Quand le courage prend la forme des petits gestes du quotidien

« Alors j’ai oublié d’hésiter », un roman de Diane Fastrez

Un texte de Michaël Grégoire

Il y a de ces livres plus modestes, plus doux, qui nous accompagnent simplement pendant quelques heures et nous rappellent que les plus grandes transformations naissent souvent des petits gestes du quotidien.

Découvert un peu par hasard sur Substack, ce livre est d’abord arrivé jusqu’à moi grâce à son autrice. Diane Fastrez a choisi la voie de l’autoédition, un parcours exigeant qui demande autant de courage que de détermination. Écrire un roman est déjà un défi en soi. Le publier, le promouvoir et partir à la rencontre de ses lecteurs sans l’appui d’une maison d’édition en est un autre. Rien que pour cela, le projet mérite d’être souligné.

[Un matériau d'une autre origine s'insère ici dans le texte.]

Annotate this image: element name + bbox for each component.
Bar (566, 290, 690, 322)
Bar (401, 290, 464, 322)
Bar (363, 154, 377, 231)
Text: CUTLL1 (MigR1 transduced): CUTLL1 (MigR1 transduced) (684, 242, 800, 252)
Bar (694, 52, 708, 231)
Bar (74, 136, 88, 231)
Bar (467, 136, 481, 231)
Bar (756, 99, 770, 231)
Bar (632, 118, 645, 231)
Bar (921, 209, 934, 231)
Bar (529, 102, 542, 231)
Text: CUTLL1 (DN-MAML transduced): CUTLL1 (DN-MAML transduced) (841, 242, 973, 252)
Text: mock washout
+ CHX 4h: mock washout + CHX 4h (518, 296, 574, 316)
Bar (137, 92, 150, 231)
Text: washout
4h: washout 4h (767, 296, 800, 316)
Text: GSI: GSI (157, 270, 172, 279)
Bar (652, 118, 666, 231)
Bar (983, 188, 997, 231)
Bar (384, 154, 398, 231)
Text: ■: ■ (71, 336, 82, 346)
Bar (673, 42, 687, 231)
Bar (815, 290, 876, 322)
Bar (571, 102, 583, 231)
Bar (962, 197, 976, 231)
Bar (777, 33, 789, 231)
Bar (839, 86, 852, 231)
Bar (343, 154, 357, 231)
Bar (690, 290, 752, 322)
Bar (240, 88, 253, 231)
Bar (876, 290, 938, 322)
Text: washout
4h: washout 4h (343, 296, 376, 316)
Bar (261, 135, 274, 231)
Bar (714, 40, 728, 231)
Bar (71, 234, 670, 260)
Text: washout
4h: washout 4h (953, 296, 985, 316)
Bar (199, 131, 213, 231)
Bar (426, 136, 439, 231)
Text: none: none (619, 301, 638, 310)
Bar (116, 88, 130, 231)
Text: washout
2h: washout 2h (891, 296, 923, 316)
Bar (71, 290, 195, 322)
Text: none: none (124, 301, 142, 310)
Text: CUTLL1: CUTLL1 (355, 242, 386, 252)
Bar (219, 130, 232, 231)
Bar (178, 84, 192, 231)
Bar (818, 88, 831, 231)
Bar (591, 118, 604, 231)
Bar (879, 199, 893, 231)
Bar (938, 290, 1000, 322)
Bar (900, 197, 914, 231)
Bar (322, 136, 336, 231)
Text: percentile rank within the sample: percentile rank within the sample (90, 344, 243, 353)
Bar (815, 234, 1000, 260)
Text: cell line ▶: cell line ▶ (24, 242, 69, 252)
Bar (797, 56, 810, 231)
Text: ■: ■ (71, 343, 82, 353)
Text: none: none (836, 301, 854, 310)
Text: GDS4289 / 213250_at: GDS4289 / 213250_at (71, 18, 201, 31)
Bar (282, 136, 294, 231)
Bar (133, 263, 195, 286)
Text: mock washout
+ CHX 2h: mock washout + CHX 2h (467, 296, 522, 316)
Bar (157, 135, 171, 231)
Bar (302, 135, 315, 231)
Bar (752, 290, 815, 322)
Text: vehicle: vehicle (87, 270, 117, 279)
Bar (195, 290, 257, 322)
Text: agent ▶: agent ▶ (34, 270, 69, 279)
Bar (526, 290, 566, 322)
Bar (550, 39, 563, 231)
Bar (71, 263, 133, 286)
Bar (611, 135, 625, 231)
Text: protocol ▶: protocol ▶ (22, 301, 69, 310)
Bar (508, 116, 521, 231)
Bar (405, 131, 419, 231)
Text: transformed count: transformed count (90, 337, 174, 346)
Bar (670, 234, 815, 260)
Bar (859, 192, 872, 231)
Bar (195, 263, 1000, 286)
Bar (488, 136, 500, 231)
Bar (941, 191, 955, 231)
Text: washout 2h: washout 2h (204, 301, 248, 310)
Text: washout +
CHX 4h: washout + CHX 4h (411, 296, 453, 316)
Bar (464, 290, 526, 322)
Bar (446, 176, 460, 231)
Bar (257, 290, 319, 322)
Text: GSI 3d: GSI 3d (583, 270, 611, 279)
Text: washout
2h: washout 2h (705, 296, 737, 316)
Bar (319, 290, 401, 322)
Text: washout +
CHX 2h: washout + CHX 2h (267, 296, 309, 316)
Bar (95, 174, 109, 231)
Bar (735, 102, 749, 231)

Au fil des pages, nous faisons la connaissance d’Alix, une mère célibataire dans la trentaine dont les projets de vie sont soudainement bouleversés par un revers important. Soucieuse de protéger sa fille June, âgée de sept ans, elle choisit de lui cacher la situation. Mais les enfants possèdent souvent une sensibilité que les adultes sous-estiment. June sent que quelque chose ne tourne pas rond et décide, à sa façon, de mener l’enquête. À leurs côtés se trouve Nino, un voisin retraité au tempérament bourru qui se retrouve bien malgré lui entraîné dans cette aventure humaine.

Au fil des rencontres

Ce qui m’a particulièrement plu dans ce roman, c’est la manière dont les relations entre les personnages évoluent naturellement. L’autrice prend le temps de construire des liens crédibles, de montrer comment les perceptions changent, comment les jugements s’effritent et comment certaines rencontres peuvent transformer notre quotidien sans que nous nous en rendions compte immédiatement.

J’ai aussi apprécié le fait que l’histoire soit racontée à travers plusieurs regards. On découvre non seulement ce que vivent les personnages, mais également la manière dont ils interprètent les événements qui les entourent. Cette approche crée un décalage parfois amusant, parfois touchant, qui donne au récit une belle profondeur humaine.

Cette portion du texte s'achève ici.